How this platform supports human + AI collaboration on subjective work
For this platform, the practical opportunity is not to unit test taste, but to build a workflow where AI agents handle the repeatable checks and humans handle the final critique.
That means:
agents can draft and organize options
teams can review asynchronously
repeatable behavior can be checked automatically
humans can decide on UX, naming, copy, workflow fit, and product coherence
This is a strong model for an AI office because it keeps the right kind of work in the right hands. It also reduces the risk of over-mocking, brittle assertions, and false confidence in areas where a test suite cannot capture the full experience.
Conclusion: build systems that test the machine, then use people to judge the taste
The main lesson is straightforward: unit tests are for measurable behavior, not subjective taste. They are best when they test one thing, isolate dependencies, and confirm deterministic outputs. They are less useful when the question is whether something feels good, fits the product, or reflects the right judgment.
So the best teams do both: they automate the machine and rely on people for taste. In a human + AI workspace like [this platform](https://this platform.com/), that division of labor is especially useful. AI agents can check the repeatable parts, while humans make the final call on quality and fit.
That is how you build software that is correct and coherent.
Why This Trend Matters for Nonilion
This trend matters to Nonilion because it points to a bigger change: teams are moving from simple calls toward persistent, AI-supported collaboration spaces. Nonilion can bridge live presence, meeting context, avatars, and follow-up work so the trend becomes a usable workflow instead of a headline.
Shareable Extracts
The trend is not just "You can't unit test for taste: why the phrase matters" - it is a signal that team coordination is becoming the next competitive edge.
Hot take: the teams that win from this shift will not be the ones with more meetings; they will be the ones with clearer shared context after every meeting.
If you can't unit test for taste: why the phrase matters keeps moving this fast, remote teams need a workspace where conversation, presence, and follow-up stay connected.
You can't unit test for taste The phrase "You can't unit test for taste" is a useful reminder that not every quality decision fits neatly into a unit test.
Some parts of software are easier to check with repeatable tests, while other parts depend on judgment, context, and human preference.
Social Hooks
Everyone is talking about You can't unit test for taste: why the phrase matters. The overlooked part is what happens to team workflows after the headline fades.
The uncomfortable question behind You can't unit test for taste: why the phrase matters: are teams adapting their collaboration systems fast enough?
This is not a meeting trend. It is a coordination trend, and products like Nonilion sit right in the middle of that shift.

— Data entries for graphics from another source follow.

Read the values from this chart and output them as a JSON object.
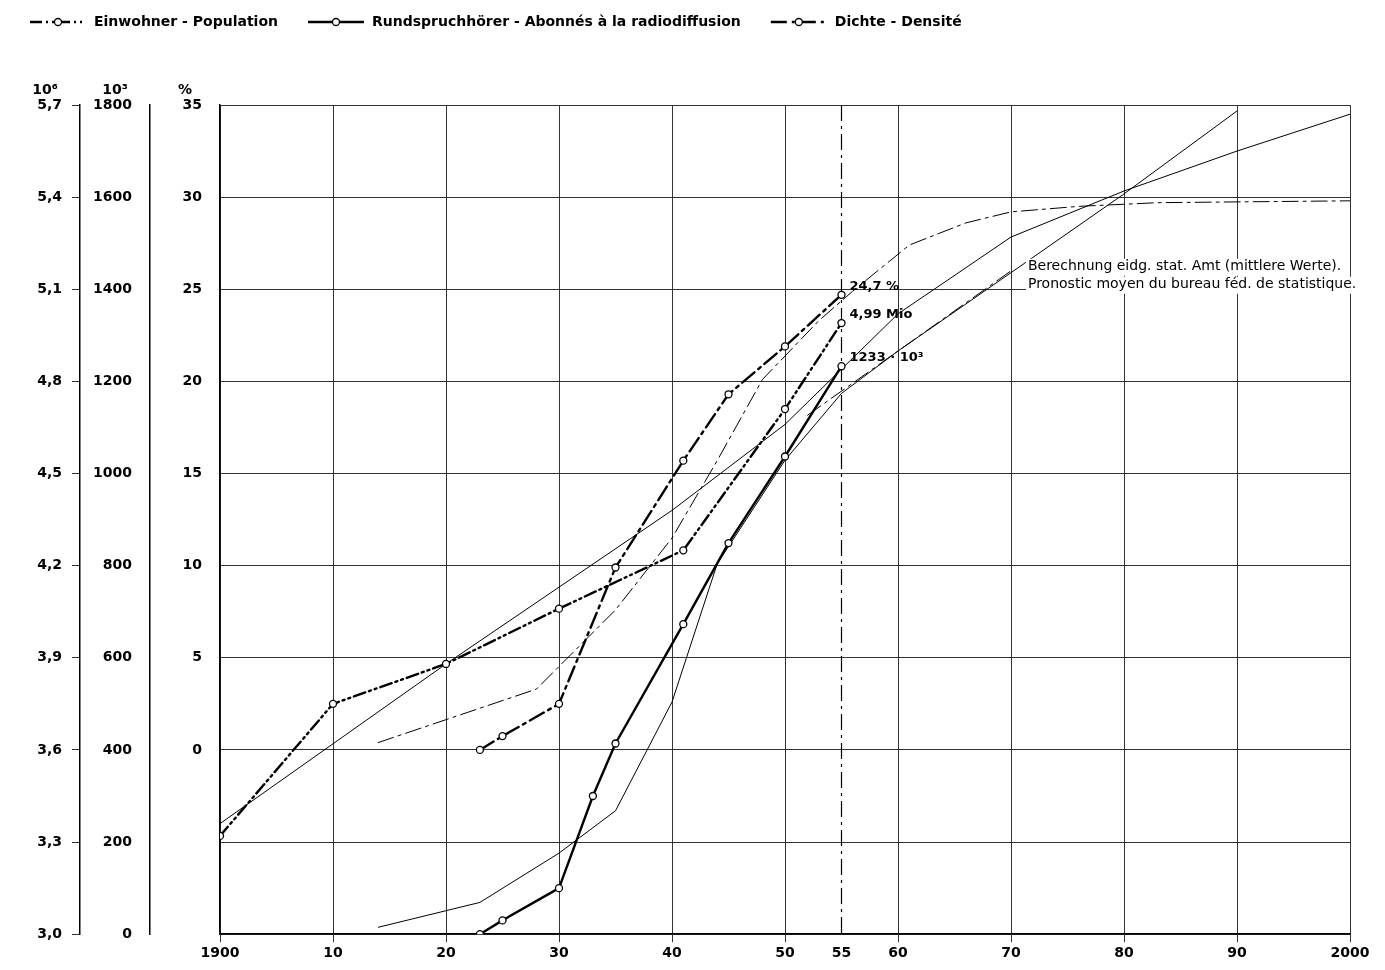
{
  "chart_data": {
    "type": "line",
    "xlim": [
      1900,
      2000
    ],
    "xticks": [
      {
        "value": 1900,
        "label": "1900"
      },
      {
        "value": 1910,
        "label": "10"
      },
      {
        "value": 1920,
        "label": "20"
      },
      {
        "value": 1930,
        "label": "30"
      },
      {
        "value": 1940,
        "label": "40"
      },
      {
        "value": 1950,
        "label": "50"
      },
      {
        "value": 1955,
        "label": "55"
      },
      {
        "value": 1960,
        "label": "60"
      },
      {
        "value": 1970,
        "label": "70"
      },
      {
        "value": 1980,
        "label": "80"
      },
      {
        "value": 1990,
        "label": "90"
      },
      {
        "value": 2000,
        "label": "2000"
      }
    ],
    "ylabel": "10⁶",
    "ylim": [
      3.0,
      5.7
    ],
    "yticks": [
      {
        "value": 3.0,
        "label": "3,0"
      },
      {
        "value": 3.3,
        "label": "3,3"
      },
      {
        "value": 3.6,
        "label": "3,6"
      },
      {
        "value": 3.9,
        "label": "3,9"
      },
      {
        "value": 4.2,
        "label": "4,2"
      },
      {
        "value": 4.5,
        "label": "4,5"
      },
      {
        "value": 4.8,
        "label": "4,8"
      },
      {
        "value": 5.1,
        "label": "5,1"
      },
      {
        "value": 5.4,
        "label": "5,4"
      },
      {
        "value": 5.7,
        "label": "5,7"
      }
    ],
    "y2label": "10³",
    "y2lim": [
      0,
      1800
    ],
    "y2ticks": [
      0,
      200,
      400,
      600,
      800,
      1000,
      1200,
      1400,
      1600,
      1800
    ],
    "y3label": "%",
    "y3lim": [
      -10,
      35
    ],
    "y3ticks": [
      0,
      5,
      10,
      15,
      20,
      25,
      30,
      35
    ],
    "grid": true,
    "legend": "top left",
    "ref_lines": [
      {
        "axis": "x",
        "value": 1955,
        "line_style": "dashed"
      }
    ],
    "annotations": [
      "Berechnung eidg. stat. Amt (mittlere Werte).",
      "Pronostic moyen du bureau féd. de statistique.",
      {
        "text": "1233 · 10³",
        "x": 1955,
        "y": 4.85
      }
    ],
    "series": [
      {
        "name": "Einwohner - Population",
        "color": "#000000",
        "axis": "y",
        "marker": "circle",
        "line_style": "dotted",
        "x": [
          1900,
          1910,
          1920,
          1930,
          1941,
          1950,
          1955
        ],
        "values": [
          3.32,
          3.75,
          3.88,
          4.06,
          4.25,
          4.71,
          4.99
        ],
        "value_labels": [
          null,
          null,
          null,
          null,
          null,
          null,
          "4,99 Mio"
        ]
      },
      {
        "name": "Rundspruchhörer - Abonnés à la radiodiffusion",
        "color": "#000000",
        "axis": "y2",
        "marker": "circle",
        "line_style": "solid",
        "x": [
          1923,
          1925,
          1930,
          1933,
          1935,
          1941,
          1945,
          1950,
          1955
        ],
        "values": [
          0,
          30,
          100,
          300,
          414,
          673,
          849,
          1037,
          1233
        ]
      },
      {
        "name": "Dichte - Densité",
        "color": "#000000",
        "axis": "y3",
        "marker": "circle",
        "line_style": "dashed",
        "x": [
          1923,
          1925,
          1930,
          1935,
          1941,
          1945,
          1950,
          1955
        ],
        "values": [
          0,
          0.75,
          2.5,
          9.9,
          15.7,
          19.3,
          21.9,
          24.7
        ],
        "value_labels": [
          null,
          null,
          null,
          null,
          null,
          null,
          null,
          "24,7 %"
        ]
      },
      {
        "color": "#000000",
        "axis": "y",
        "marker": "none",
        "line_style": "dashed",
        "x": [
          1952,
          1970
        ],
        "values": [
          4.69,
          5.16
        ]
      },
      {
        "color": "#000000",
        "axis": "y",
        "marker": "none",
        "line_style": "solid",
        "x": [
          1900,
          1910,
          1920,
          1930,
          1940,
          1950,
          1960,
          1970,
          1980,
          1990,
          2000
        ],
        "values": [
          3.36,
          3.62,
          3.88,
          4.13,
          4.38,
          4.66,
          5.02,
          5.27,
          5.42,
          5.55,
          5.67
        ]
      },
      {
        "color": "#000000",
        "axis": "y2",
        "marker": "none",
        "line_style": "solid",
        "x": [
          1914,
          1923,
          1930,
          1935,
          1940,
          1944,
          1950,
          1955,
          1960,
          1970,
          1980,
          1990
        ],
        "values": [
          15,
          69,
          176,
          268,
          504,
          804,
          1029,
          1174,
          1266,
          1436,
          1607,
          1787
        ]
      },
      {
        "color": "#000000",
        "axis": "y3",
        "marker": "none",
        "line_style": "dashed",
        "x": [
          1914,
          1928,
          1935,
          1940,
          1944,
          1948,
          1953,
          1956,
          1961,
          1966,
          1970,
          1976,
          1983,
          2000
        ],
        "values": [
          0.4,
          3.3,
          7.6,
          11.5,
          15.7,
          20.1,
          23.3,
          24.9,
          27.4,
          28.6,
          29.2,
          29.5,
          29.7,
          29.8
        ]
      }
    ]
  }
}
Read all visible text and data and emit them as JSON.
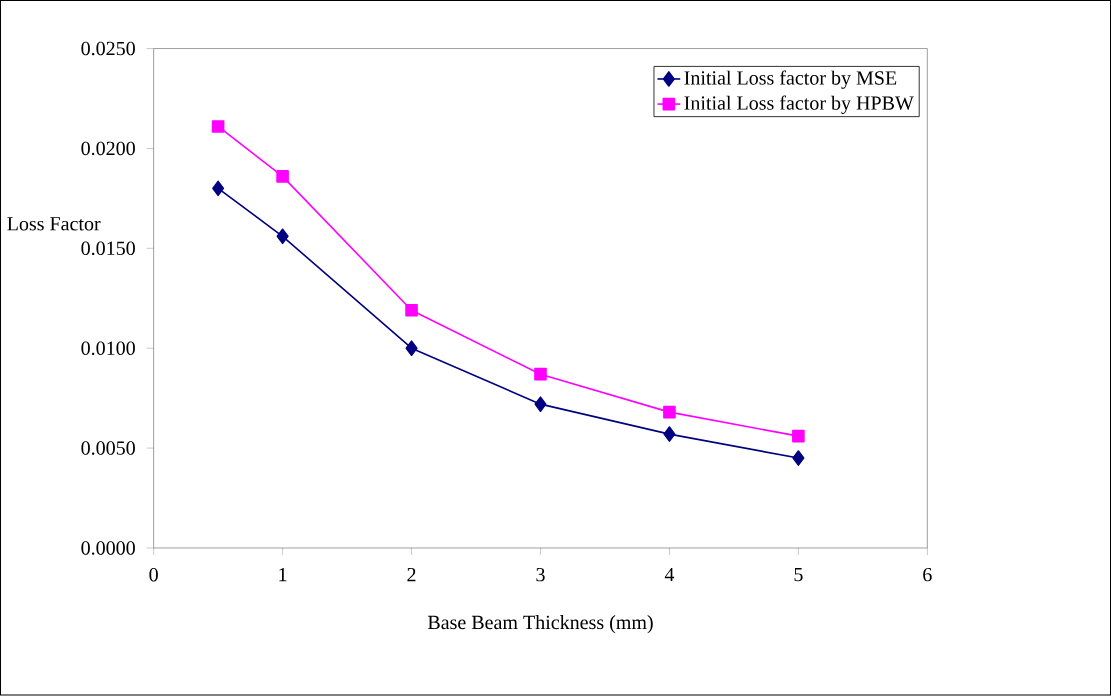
{
  "chart_data": {
    "type": "line",
    "xlabel": "Base Beam Thickness (mm)",
    "ylabel": "Loss Factor",
    "x": [
      0.5,
      1,
      2,
      3,
      4,
      5
    ],
    "series": [
      {
        "name": "Initial Loss factor by MSE",
        "color": "#000080",
        "marker": "diamond",
        "values": [
          0.018,
          0.0156,
          0.01,
          0.0072,
          0.0057,
          0.0045
        ]
      },
      {
        "name": "Initial Loss factor by HPBW",
        "color": "#ff00ff",
        "marker": "square",
        "values": [
          0.0211,
          0.0186,
          0.0119,
          0.0087,
          0.0068,
          0.0056
        ]
      }
    ],
    "xlim": [
      0,
      6
    ],
    "xticks": [
      0,
      1,
      2,
      3,
      4,
      5,
      6
    ],
    "ylim": [
      0,
      0.025
    ],
    "yticks": [
      {
        "value": 0,
        "label": "0.0000"
      },
      {
        "value": 0.005,
        "label": "0.0050"
      },
      {
        "value": 0.01,
        "label": "0.0100"
      },
      {
        "value": 0.015,
        "label": "0.0150"
      },
      {
        "value": 0.02,
        "label": "0.0200"
      },
      {
        "value": 0.025,
        "label": "0.0250"
      }
    ],
    "line_style": "solid",
    "grid": false,
    "legend": "top right"
  }
}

This article on You can't unit test for taste was generated by the Nonilion AI blog workflow using web research inputs and AI-assisted synthesis.
How does Nonilion help with work that involves both testing and taste?
Nonilion can help teams separate repeatable checks from subjective review. AI agents can draft options, organize feedback, and verify deterministic rules, while humans make the final call on naming, copy, UX fit, and product coherence. That keeps the workflow fast without pretending subjective judgment is something a unit test can solve.